Beehive positioning in urban areas
Even though you might not think possible to position beehives in urban areas, it has been proven that excellent honey can be produced from such arrangements. Both city parks and green urban gardens represent excellent sources of nectar, so it is understandable why urban beekeeping is a genuine possibility.
Many beekeepers establish their beehives on the rooftop of a building, as this is a good and isolated position (no risk of upsetting the neighbors, plus the bees thrive in such locations). Another option would be an enclosed garden but you have to make sure that it has high walls, so as not to bother the people who live in the area.
When you set up your beehives in an urban area, you also have to ensure a steady water source for your bees. It does not necessarily have to be a source of fresh water, as bees actually prefer any source of water. It is a good idea to establish your beehives in a garden that is located to a public water supply, such as a river or a lake.
In order to reduce the risk of receiving complaints from people who live in the area, it is recommended to keep a small number of beehives and ensure a regular water source. You should also go for the gentle type of bees, collecting any swarms that might have come out and putting up high fences. Providing your neighbors with a steady supply of honey is also a good idea to keep them satisfied.
Hive with bees
If you have purchased a hive that already has bees, you have to give careful consideration to its final position. You need to make sure that the beehive is positioned in a way that allows for sunlight to reach the entrance as early as it is possible. In this way, you will stimulate the bees to start their day. First of all, you need to place the beehive on the chosen stand, and then tilt it in a forward direction. Then, unblock the entrance to the hive and wait for a couple of days, until the bees have settled down.
If you have purchased an empty hive, with separate foundation frames and nucleus bees, the procedure is a little bit different. First of all, each nucleus would have to be placed on top of the beehive, making sure that the entrance faces the same direction as the beehive. Then, you will have to unblock the entrance to the nucleus and return to the beehive the next evening. For the next step, you will have to open the body of the brood and remove a couple of frames from the central part, replacing them with the ones from the nucleus.
Once you have achieved that, it is time to close the entrance, in a way that allows for one single bee to enter and leave the hive. Go to the edge of the box and take out another frame, adding the frame feeder instead (this will be filled with sugar syrup you have previously prepared). You will have to
close the beehive and wait for another week. Upon inspecting the beehive, check out the queen, making sure that she is alive and that she has laid eggs. The tilting of the beehive in a forward direction will ensure the necessary protection against rain.
As soon as the package of bees has arrived, what you want to do is deposit it in a room that is both dark and cool. The temperature in the room in which the bee package is deposit should not be above 70 degrees Fahrenheit. Brush the surface of the screen with sugar syrup, as this will have a calming effect on the bees and will also ensure they are fed. In general, it is recommended that you install the bees in the afternoon, as this will allow for a more efficient process of settling in and will reduce the risk of drifting.

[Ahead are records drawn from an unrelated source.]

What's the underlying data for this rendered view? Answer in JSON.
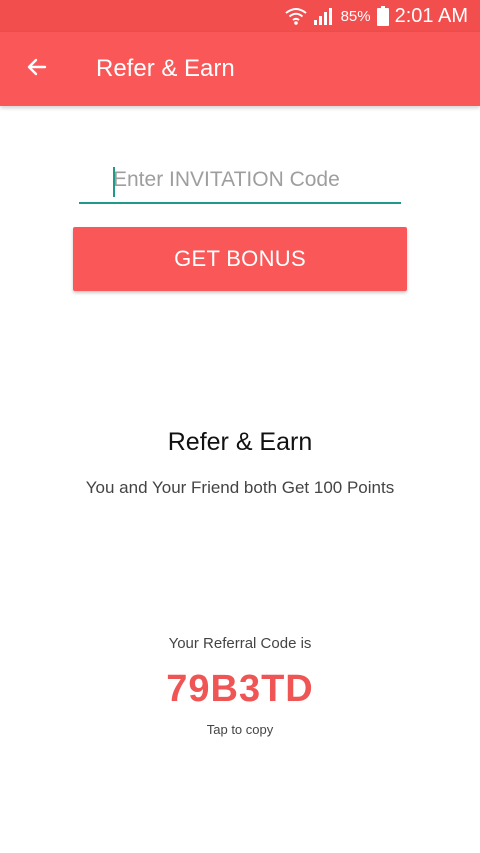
{
  "status_bar": {
    "battery_percent": "85%",
    "time": "2:01 AM",
    "icons": [
      "wifi-icon",
      "signal-icon",
      "battery-icon"
    ]
  },
  "app_bar": {
    "title": "Refer & Earn",
    "back_icon": "arrow-left-icon"
  },
  "invitation": {
    "placeholder": "Enter INVITATION Code",
    "value": "",
    "button_label": "GET BONUS"
  },
  "refer_section": {
    "title": "Refer & Earn",
    "subtitle": "You and Your Friend both Get 100 Points"
  },
  "referral": {
    "label": "Your Referral Code is",
    "code": "79B3TD",
    "hint": "Tap to copy"
  },
  "colors": {
    "primary": "#fa5858",
    "status_bar": "#f24e4e",
    "accent": "#1e9a87",
    "code_text": "#ef5555"
  }
}
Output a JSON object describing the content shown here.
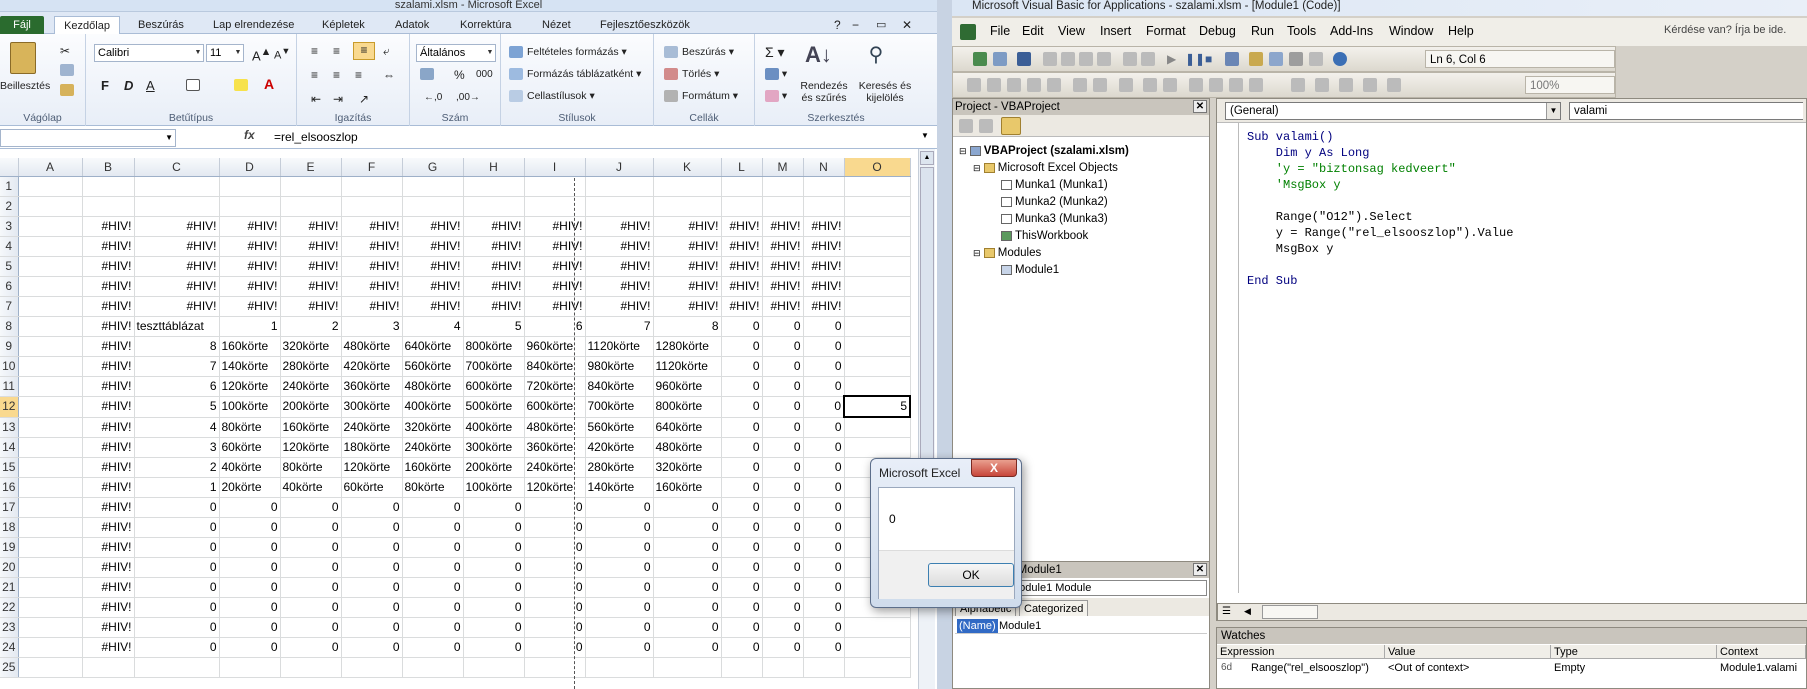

Use a bar of wood to reduce the entrance to the hive, and then remove the wooden cover of the cage. Remove the feeder and also the queen cage (check to see if the queen is alive). Puncture the candy that is found in the queen cage, as this will allow for the worker bees to release it in an easier manner. Remove five frames, then place the queen cage between two of the frames. Then, replace the frame and place the package at the entrance to the beehive. Fill the frame feeder with sugar syrup and you are all done.